Regardless, Dugin now hobnobs with very prominent members of the ruling party, as noted in the below as well from the Guardian:

Ukraine and Crimea: what is Putin thinking?

The events of recent months have also solidified the hold of "Eurasianism" on the imaginations of Russia's top lawmakers. This ideology envisions Russia's re-emergence as a conservative world power in direct opposition to the geopolitical hegemony and liberal values of the west. The ideology was largely developed by Alexander Dugin, the son of a KGB officer who has become the wide-eyed prophet predicting a "Russian spring", as he called his recent plan for Russia's domination of Europe via Ukraine. Dugin serves as an adviser to State Duma speaker Sergei Naryshkin, a key member of the ruling United Russia party who has loudly supported Russian intervention in Ukraine, and has made widely viewed television appearances to discuss the Ukraine crisis alongside high-ranking members of the government. Glazyev is also an associate of Dugin's.
Upset with western criticism of him when he returned to the presidency for a third term in 2012, Putin realised that an independent Russia could never be part of the "western club" as he had previously wanted, says Dugin. "Putin sees the west as his main enemy, but to come to this conclusion he lived through a lot, he lived through a historical situation," Dugin said. "He came to the same conclusion in practice as we did in theory."

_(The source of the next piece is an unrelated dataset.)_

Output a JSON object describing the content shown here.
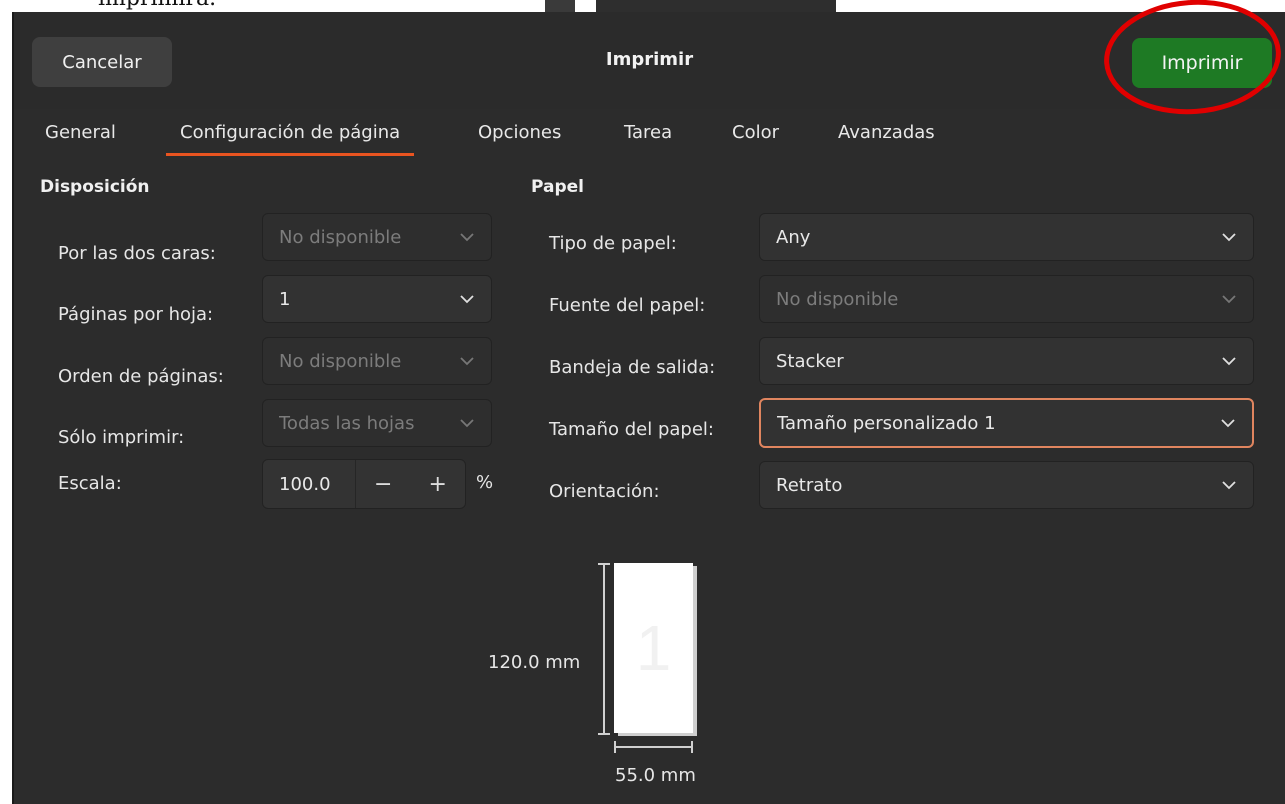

Bio of Sergey Naryshkin from RT:

Sergey Naryshkin is a politician and a businessman. He has been the head of the Russian Presidential Administration since May 2008. He is also the Chairman of the Board of Management of Channel One, the Russian federal TV channel and Deputy Chairman of the Board of Directors of the Rosneft Oil Company, Russia's extraction and refinement giant.


Naryshkin is way up there in the hierarchy, as can be seen from his position as Deputy Chairman of Rosneft. So Dugin and his far-right ideology are part of the normal discourse of the Russian elite.
Given all this, I don't see a whole lot of daylight between the Right Sector and Svoboda, and United Russia. Which is what I thought before I did all this reading. So beyond the actual fact that Russia invaded, I don't see why I'm supposed to care what the excuses for Russia's behavior are or why I keep seeing posts about how evil the new Ukraine government is, when any pro-Russian government would just be carrying water for Putin's "Eurasian" dream, the flip side of Svoboda's Banderist nonsense.
So given that in this duel of competing rightists, the ideology of the Russian elite differs from that of the Ukraine elite only in who comes out on top (which agrees with this radical dude I heard about in passing, can’t remember his name…), the only thing that matters for a non-Russian and non-Ukrainian is: Russia violated the terms of the Budapest Memorandum with Ukraine, and it invaded another country.
That sort of thing should have some consequences. Not war of course, but what's been done has been effective and restrained, so far, in my opinion.